С этими словами он протянул удивленному Пилкину конверт. Адмирал немедленно открыл его и, прочитав сообщение, гулко захохотал:
– Каково, господа!
– Что это значит? – подозрительно поинтересовался Верховский и, схватив бумагу, громко прочел «Команда имеет время обедать». Затем резко обернувшись к Нилову, капитан первого ранга прошипел голосом, не предвещавшим ничего доброго:
– Господин лейтенант, где вы взяли эту бумагу?
– В соседнем доме, – ответил тот.
– Но… каким образом?!
– Там стоит такой же аппарат, который и принял эту телеграмму.
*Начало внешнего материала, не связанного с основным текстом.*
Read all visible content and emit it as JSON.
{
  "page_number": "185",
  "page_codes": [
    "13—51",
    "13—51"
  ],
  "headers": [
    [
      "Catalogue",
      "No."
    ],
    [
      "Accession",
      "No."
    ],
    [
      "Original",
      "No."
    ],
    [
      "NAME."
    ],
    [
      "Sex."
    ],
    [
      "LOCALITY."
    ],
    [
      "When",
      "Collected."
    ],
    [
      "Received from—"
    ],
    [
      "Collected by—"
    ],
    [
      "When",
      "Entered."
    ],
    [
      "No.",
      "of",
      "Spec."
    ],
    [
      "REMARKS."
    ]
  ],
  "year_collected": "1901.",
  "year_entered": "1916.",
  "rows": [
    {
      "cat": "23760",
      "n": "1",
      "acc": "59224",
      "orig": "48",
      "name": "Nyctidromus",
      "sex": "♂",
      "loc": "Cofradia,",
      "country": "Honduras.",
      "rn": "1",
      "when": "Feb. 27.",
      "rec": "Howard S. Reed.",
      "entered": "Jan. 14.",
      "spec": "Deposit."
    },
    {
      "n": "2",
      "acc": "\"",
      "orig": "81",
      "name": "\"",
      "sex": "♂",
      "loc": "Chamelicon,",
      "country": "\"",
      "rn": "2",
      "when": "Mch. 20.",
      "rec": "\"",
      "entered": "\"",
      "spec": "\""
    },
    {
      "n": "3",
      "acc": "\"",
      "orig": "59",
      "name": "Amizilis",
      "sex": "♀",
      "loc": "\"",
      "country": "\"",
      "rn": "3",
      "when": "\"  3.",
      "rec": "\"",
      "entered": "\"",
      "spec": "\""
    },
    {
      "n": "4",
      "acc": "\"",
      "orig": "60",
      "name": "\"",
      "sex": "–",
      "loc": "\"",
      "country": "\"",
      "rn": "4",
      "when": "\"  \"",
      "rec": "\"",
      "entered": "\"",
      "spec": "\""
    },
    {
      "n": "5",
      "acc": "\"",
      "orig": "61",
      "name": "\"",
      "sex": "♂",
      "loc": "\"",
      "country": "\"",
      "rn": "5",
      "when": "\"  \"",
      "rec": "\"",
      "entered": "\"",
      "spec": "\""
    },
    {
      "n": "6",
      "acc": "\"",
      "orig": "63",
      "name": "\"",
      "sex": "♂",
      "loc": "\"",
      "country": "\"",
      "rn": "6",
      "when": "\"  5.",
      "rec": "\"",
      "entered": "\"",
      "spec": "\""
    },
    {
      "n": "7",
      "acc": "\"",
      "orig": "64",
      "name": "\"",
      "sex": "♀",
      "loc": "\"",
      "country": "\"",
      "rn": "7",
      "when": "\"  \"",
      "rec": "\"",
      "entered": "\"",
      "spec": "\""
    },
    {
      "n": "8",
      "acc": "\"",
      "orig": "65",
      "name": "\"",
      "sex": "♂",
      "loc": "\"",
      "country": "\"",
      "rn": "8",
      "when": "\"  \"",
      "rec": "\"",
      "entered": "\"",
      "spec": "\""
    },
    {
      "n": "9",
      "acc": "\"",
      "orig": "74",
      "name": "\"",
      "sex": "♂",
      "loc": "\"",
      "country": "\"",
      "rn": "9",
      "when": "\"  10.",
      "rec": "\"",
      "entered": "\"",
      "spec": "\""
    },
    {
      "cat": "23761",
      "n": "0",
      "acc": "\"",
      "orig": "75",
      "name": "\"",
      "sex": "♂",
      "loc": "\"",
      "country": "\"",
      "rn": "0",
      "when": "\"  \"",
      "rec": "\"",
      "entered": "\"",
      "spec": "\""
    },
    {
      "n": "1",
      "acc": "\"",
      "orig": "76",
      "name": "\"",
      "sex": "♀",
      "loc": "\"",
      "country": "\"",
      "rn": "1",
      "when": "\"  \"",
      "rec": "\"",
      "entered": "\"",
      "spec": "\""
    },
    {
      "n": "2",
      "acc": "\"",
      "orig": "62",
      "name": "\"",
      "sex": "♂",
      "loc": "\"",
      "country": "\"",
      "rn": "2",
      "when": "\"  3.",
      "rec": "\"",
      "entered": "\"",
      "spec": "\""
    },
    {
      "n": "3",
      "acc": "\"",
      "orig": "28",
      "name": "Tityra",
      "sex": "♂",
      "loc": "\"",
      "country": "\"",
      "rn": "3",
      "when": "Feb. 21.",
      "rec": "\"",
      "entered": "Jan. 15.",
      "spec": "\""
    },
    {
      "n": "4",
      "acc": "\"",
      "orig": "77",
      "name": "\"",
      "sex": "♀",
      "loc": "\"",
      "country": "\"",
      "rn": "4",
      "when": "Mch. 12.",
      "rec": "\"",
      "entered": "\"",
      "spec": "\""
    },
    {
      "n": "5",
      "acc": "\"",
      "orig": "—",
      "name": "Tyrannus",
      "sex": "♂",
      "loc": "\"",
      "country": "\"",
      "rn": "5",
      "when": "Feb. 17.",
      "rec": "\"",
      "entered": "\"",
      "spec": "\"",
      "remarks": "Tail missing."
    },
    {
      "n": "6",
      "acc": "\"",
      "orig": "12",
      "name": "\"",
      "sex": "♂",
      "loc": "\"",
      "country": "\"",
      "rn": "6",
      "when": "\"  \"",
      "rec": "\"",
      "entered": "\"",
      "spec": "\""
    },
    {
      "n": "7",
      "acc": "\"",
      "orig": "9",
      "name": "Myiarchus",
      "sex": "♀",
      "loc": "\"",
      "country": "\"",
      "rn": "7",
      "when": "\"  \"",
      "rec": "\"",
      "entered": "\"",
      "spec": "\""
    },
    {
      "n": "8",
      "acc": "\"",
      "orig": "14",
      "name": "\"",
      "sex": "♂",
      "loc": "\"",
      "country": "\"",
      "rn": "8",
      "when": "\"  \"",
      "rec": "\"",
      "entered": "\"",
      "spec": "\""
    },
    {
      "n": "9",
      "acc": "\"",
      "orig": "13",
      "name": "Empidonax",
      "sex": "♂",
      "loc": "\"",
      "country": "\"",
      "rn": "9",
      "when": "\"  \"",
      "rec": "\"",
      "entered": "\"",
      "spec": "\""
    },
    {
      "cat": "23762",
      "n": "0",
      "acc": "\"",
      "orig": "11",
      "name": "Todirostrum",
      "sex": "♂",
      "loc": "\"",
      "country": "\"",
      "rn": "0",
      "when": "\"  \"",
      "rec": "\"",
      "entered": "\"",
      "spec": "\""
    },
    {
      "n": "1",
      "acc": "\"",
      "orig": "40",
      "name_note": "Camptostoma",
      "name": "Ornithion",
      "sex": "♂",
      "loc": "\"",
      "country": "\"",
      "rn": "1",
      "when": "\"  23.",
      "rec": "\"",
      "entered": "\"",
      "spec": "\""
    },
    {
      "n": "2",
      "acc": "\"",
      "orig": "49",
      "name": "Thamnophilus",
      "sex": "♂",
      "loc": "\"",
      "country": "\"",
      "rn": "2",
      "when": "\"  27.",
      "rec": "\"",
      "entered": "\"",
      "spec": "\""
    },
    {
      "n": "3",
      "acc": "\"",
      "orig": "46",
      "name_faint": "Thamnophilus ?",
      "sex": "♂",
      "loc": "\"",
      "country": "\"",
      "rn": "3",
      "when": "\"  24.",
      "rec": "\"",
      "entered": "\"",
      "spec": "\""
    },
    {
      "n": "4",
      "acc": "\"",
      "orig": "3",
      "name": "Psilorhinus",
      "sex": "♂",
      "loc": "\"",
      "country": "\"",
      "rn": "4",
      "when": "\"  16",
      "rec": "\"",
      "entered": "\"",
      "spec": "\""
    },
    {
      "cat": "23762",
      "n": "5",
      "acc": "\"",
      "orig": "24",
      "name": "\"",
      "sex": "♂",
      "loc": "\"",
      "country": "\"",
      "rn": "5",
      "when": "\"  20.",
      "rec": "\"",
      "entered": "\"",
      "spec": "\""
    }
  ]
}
Техник её записал, а я доставил вам.
– Радиограмму, – поправил его Будищев. – Это радио.
– Да-да, вы говорили, – кивнул Нилов.
– А давно вы знакомы с этими господами?
– С Владимиром Степановичем ещё до войны имел удовольствие свести знакомство. Что же касается отставного унтер-офицера Будищева…
– Как вы сказали?
– Так и сказал, унтер-офицер Будищев. В минувшую войну он служил под командованием подпоручика Линдфорса, с которым мы дружны ещё со времен детства. Я тогда только что принял минный катер «Шутка», поврежденный после атаки, предпринятой накануне лейтенантом Скрыдловым. И этот унтер-офицер, впрочем, в ту пору ещё рядовой, ухитрился починить нам гальваническое оборудование, а позже участвовал в атаке турецкого парохода, а после неё в перестрелке с башибузуками, за что я представил его к знаку отличия военного ордена.
– Это правда? – обратился к Дмитрию Пилкин.
– Так точно, ваше превосходительство! – по-солдатски гаркнул тот в ответ.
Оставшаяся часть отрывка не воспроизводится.